Per quanto mi duoli dirlo La maestra è stata un bene per Zena, ora più di prima, la luce che risente in sé, ad anni di distanza, rompe un po' quella voragine ramificata; sapere che qualcuno nel mondo, nella sua stessa città, la stimi indipendentemente da ciò che studia, da ciò che è e che fa le da speranza, per quanto indefinita ed illusoria.  Probabilmente senza di lei non saremmo qui a scrivere, non avremmo scelto il classico, non ci saremmo appassionate alla lettura e alla letteratura e forse però non saremmo state così pensatrici come siamo. Avere la passione per la scrittura implica avere una consapevolezza dell'esterno che consuma, non si accettano i punti interrogativi senza una risposta e dove la mente umana non può arrivare cominciano le ansie dell'ignoto. Forse La maestra notò proprio questo in noi alla prima parola letta e al primo compito in classe: l'ossessiva curiosità ai dettagli, all'impercettibile, alla sensazione oltre che all'oggettivo. Durante un compito, una volta, sussurrò a Zena che gli aggettivi sono essenziali in un racconto. Solo ora comprendo come mai avesse scelto di dirlo a bassa voce e solo a noi; non era una correzione, era un consiglio, lei aveva già capito che quella naturalezza che Zena aveva nello scrivere non andava costruita ma solo indirizzata.  Quel consiglio non gliel'ha più dato nessuno, a volte è stato anche criticato dall'insegnante del liceo ma tutte noi sapevamo che quello era il nostro stile, il nostro modo di comunicare, esattamente come volevamo, le emozioni. La maestra ci ha inconsapevolmente concesso la libertà di essere, tutte insieme, da Zena a me, ad Emotiva e Razionalità senza veli né freni e questo, anche tra i banchi di scuola dove la libertà di pensiero dovrebbe essere un diritto cruciale, stava stretto a molti. 
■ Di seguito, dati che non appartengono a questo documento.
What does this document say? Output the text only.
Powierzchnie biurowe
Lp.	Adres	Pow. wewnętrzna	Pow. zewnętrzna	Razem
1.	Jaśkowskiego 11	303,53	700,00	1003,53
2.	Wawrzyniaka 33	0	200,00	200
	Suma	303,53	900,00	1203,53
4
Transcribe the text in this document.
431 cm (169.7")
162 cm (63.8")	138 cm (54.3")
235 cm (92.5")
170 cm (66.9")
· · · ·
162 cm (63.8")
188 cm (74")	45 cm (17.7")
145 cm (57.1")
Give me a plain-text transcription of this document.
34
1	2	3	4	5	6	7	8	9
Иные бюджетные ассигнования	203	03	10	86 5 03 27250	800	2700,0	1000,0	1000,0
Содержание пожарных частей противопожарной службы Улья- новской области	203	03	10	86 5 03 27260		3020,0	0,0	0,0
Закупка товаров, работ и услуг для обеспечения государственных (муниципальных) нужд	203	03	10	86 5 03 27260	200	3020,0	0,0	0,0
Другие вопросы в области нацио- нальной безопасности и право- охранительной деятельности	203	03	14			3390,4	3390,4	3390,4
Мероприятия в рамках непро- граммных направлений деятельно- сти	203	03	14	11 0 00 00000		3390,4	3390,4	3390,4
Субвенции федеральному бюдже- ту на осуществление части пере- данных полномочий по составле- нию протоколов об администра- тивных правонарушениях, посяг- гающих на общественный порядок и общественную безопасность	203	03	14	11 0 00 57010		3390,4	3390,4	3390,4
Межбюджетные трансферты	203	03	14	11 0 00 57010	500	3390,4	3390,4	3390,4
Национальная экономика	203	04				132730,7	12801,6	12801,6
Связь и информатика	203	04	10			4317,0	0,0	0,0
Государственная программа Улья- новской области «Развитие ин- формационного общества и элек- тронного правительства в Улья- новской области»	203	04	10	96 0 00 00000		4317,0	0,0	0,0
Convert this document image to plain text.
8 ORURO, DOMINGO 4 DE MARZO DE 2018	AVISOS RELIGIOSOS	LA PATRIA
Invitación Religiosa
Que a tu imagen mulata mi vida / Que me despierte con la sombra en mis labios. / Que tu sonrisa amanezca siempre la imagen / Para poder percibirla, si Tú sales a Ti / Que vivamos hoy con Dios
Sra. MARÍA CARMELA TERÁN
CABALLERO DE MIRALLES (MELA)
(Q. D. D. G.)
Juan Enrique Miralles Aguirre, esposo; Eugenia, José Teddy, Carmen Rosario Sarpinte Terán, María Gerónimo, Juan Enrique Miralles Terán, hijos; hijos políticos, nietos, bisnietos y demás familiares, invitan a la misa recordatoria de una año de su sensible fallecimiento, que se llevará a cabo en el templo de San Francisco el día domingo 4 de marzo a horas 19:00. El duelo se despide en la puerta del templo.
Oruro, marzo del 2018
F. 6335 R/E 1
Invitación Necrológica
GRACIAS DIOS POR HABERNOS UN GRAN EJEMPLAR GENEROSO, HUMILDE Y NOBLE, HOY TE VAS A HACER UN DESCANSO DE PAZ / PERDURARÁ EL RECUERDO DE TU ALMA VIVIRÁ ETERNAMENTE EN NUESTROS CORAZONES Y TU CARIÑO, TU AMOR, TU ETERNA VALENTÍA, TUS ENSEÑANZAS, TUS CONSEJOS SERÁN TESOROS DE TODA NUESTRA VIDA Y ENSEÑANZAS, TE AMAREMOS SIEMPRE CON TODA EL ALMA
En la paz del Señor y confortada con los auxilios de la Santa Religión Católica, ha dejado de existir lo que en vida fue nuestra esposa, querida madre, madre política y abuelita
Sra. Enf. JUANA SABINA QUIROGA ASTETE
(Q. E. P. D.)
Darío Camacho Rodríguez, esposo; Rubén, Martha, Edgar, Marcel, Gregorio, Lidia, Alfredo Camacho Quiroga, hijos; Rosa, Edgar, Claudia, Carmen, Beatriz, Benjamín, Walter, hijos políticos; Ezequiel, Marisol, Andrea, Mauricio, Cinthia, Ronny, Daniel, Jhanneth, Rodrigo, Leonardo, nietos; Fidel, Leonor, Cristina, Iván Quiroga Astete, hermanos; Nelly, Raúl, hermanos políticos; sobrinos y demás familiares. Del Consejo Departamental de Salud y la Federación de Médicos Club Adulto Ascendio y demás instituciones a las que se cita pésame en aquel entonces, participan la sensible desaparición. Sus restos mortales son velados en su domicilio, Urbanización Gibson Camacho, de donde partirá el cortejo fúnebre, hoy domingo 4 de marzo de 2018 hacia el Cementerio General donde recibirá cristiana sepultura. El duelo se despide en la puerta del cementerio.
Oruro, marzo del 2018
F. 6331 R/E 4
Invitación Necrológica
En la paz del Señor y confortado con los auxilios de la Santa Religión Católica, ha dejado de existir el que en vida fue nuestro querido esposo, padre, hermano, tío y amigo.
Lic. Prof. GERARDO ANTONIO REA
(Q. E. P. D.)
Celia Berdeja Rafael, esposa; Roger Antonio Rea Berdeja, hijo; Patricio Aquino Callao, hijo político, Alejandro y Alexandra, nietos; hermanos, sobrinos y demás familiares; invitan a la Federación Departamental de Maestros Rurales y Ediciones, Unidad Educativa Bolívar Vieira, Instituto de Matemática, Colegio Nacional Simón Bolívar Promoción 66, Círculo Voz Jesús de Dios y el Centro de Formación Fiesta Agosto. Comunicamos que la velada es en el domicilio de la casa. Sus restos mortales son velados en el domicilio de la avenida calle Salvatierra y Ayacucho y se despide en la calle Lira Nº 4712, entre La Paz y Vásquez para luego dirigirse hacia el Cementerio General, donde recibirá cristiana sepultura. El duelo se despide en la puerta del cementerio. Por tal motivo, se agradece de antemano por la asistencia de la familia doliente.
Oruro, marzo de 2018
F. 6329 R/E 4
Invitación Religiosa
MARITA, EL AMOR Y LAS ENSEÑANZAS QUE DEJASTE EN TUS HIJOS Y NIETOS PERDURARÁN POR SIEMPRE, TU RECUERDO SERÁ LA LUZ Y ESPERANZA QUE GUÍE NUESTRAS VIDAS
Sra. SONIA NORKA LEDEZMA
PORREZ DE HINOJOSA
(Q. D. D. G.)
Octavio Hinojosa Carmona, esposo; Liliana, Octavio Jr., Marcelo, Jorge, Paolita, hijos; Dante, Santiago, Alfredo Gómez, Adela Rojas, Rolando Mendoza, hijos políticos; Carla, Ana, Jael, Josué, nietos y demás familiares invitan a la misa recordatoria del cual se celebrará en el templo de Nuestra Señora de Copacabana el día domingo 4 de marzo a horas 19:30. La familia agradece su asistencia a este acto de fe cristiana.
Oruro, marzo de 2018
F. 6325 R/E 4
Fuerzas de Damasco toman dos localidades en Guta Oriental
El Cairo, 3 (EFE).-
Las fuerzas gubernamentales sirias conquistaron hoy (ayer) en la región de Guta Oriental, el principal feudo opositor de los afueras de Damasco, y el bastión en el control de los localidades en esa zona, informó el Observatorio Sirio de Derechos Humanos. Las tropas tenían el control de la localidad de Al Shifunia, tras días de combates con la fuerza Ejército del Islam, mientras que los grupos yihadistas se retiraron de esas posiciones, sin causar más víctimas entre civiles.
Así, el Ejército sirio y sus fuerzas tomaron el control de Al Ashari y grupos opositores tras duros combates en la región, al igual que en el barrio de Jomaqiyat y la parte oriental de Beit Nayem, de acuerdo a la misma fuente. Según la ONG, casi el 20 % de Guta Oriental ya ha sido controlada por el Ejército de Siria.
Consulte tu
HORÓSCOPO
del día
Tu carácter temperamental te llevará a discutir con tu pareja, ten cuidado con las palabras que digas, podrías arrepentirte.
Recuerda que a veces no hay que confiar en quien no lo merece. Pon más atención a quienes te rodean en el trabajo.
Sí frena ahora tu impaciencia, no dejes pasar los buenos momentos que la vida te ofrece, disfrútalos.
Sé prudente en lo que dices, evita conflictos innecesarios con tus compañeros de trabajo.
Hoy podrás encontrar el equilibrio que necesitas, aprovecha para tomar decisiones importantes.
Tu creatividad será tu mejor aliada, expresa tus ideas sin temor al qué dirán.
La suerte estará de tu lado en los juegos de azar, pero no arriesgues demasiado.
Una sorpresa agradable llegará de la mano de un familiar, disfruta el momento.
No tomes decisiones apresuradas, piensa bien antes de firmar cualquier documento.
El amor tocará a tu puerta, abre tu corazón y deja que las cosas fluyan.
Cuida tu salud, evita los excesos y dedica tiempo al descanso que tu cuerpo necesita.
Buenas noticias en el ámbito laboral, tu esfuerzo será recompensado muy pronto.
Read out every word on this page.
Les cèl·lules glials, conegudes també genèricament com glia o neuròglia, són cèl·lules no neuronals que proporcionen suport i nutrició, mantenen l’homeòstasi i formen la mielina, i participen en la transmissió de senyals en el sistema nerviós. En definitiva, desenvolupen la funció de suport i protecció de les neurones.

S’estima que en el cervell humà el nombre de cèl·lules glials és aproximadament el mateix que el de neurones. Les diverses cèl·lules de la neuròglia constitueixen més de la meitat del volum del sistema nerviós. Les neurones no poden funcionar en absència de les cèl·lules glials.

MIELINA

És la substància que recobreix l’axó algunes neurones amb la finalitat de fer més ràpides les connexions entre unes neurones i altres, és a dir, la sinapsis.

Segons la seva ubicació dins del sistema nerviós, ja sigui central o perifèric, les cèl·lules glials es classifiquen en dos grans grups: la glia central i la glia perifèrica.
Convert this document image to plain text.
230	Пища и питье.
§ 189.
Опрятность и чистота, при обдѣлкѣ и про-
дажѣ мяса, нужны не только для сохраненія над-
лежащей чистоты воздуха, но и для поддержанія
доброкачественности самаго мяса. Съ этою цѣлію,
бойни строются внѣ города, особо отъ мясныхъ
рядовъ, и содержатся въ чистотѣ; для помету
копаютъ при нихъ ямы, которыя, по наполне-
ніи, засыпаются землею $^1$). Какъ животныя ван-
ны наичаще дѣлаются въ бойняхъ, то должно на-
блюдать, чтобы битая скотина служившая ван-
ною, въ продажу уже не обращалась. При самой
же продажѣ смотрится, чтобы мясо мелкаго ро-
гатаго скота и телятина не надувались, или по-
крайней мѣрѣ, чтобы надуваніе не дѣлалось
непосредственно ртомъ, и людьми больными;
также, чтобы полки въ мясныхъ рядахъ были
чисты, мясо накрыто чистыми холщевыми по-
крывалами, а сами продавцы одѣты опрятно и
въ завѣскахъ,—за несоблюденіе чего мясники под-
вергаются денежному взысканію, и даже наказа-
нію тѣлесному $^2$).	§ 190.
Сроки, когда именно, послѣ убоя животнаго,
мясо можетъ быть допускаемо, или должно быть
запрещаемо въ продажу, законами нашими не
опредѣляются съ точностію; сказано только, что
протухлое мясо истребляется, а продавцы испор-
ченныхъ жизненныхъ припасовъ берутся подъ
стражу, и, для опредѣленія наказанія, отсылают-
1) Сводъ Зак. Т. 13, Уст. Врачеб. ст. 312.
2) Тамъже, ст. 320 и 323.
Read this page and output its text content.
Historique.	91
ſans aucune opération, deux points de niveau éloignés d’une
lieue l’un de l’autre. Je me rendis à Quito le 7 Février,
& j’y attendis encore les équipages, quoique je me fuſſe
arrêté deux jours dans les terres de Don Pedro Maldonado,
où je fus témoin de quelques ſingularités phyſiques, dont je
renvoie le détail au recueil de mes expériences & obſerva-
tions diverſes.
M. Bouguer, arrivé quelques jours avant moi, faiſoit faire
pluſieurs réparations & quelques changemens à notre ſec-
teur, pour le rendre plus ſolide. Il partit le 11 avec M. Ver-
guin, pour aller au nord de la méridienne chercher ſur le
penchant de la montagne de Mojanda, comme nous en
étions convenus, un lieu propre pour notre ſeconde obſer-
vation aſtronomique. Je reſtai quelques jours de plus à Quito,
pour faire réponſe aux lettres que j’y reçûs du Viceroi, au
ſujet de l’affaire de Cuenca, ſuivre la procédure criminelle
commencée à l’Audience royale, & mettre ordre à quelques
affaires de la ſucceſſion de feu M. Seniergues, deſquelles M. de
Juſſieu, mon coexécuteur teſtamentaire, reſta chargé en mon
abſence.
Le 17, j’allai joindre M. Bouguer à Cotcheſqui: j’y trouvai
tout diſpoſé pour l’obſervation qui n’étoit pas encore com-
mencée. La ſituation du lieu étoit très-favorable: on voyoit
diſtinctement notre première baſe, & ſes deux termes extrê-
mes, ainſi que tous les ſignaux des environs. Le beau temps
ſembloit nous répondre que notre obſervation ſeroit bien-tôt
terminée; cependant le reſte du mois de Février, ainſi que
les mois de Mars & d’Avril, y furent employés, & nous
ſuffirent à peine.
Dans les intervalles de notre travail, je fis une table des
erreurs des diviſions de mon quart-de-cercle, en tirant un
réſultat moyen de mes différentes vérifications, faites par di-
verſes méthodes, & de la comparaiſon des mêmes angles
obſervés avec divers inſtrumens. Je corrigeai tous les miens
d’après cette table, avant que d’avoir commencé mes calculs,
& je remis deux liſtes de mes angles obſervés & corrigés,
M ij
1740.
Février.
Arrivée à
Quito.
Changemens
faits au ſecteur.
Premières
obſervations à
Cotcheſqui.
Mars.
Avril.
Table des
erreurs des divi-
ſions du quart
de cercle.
Per cinque anni di Liceo ho fatto sentire Zena una fallita nell'unica cosa che le dava gioia, tutti i suoi compagni prendevano voti alti e lei non superava il 7 ma oggi, anche io, da Emotiva Tragica quale sono, voglio darle in merito della sua bravura perché lì fuori, nel mondo, oltre alle professoresse tristi e frustrate ci sono anche persone come La Maestra che hanno creduto nella semplicità dell'emozione e nella complessità dei dettagli. In fondo cos'è il mare senza i granelli di sabbia o le foglie senza gli insetti? L'essenza dell'esistere non sta proprio nell'impercettibile?